Bone health varies greatly among patients with facioscapulohumeral muscular dystrophy (FSHD), according to the results of a small group study, and tests for strength and functionality may identify those with higher risks for decreased bone health.
The study “Bone Health in Facioscapulohumeral Muscular Dystrophy: A Cross-Sectional Study” was published in the journal Muscle & Nerve.
Patients with FSHD are burdened with impaired function of muscles in the face, shoulders, upper limbs, lower limbs and in the abdominal and pelvic area. This has a significant impact on patients’ quality of life, as they experience decreasing motor function, chronic fatigue and pain.
Besides muscle, bone health also is compromised in muscular dystrophies, with patients exhibiting low bone mineral density (BMD). In FSHD, however, there is a dearth of studies regarding patients’ bone health.
Authors of this study aimed “to comprehensively characterize bone health among individuals with FSHD by exploring indicators, including BMD, bone serum biomarkers, muscle strength assessments, and fracture history.”
They investigated specifically if FSHD patients show reduced BMD and whether there was a correlation between BMD levels and fractures with muscle strength or function.
To this end, authors performed a cross-sectional study, which enrolled 94 adult patients with FSHD Type 1 recruited at the Kennedy Krieger Institute in Baltimore, Md., and Concord Hospital in Concord, NSW, Australia.
The team analyzed patients’ clinical characteristics and the levels of several biomarkers of bone health, including calcium, phosphorus, 25-hydroxy vitamin D, among others. In addition, authors explored correlations between bone mineral density (BMD), strength and function.
Analysis of the 94 patients showed they presented highly variable disease severity scores, BMD, muscle strength and functionality. Researchers observed high prevalence of fractures and vitamin D3 deficiency (approximately 30% of the patients).
“However, biomarkers of bone resorption were mostly normal and did not indicate uniformly reduced bone turnover in FSHD as has been observed in Duchenne muscular dystrophy (DMD),” the study authors wrote.

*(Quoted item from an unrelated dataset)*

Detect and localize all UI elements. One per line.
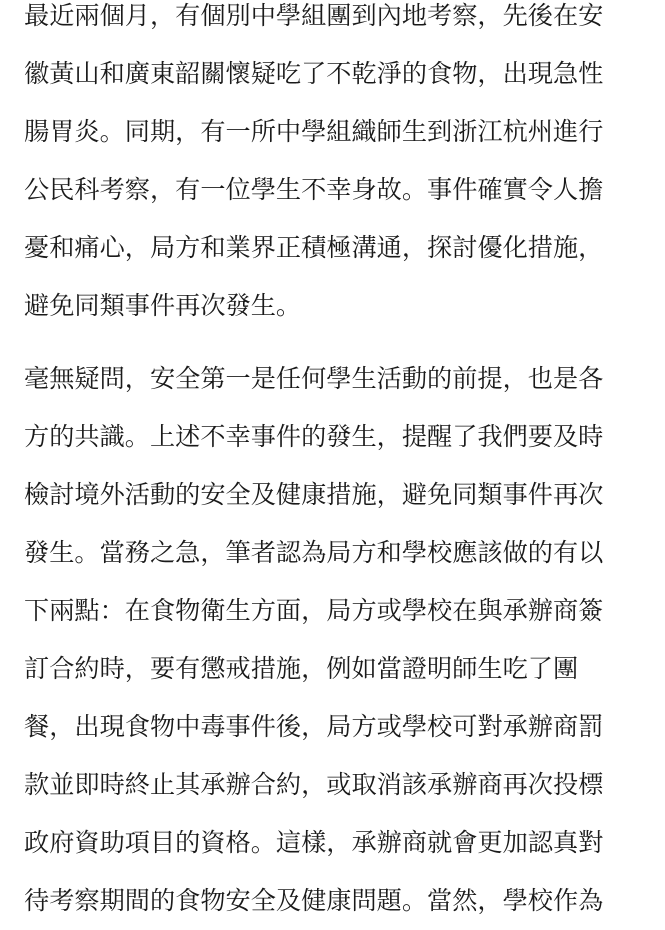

Moreover, authors detected “moderately strong correlations between strength, function and whole body and regional BMD.” This suggests that tests evaluating these functions may indicate patients’ bone health status.
“Overall, given the variability in BMD and strength as well as the prevalence of fractures, effective treatment plans must be tailored based on individual BMD and strength to prevent fractures and promote optimal bone health. This may include periodic dual-energy X-ray absorptiometry scan (DXA) scans particularly in those whose strength and functional testing may predict a higher risk for impaired bone health,” the authors concluded.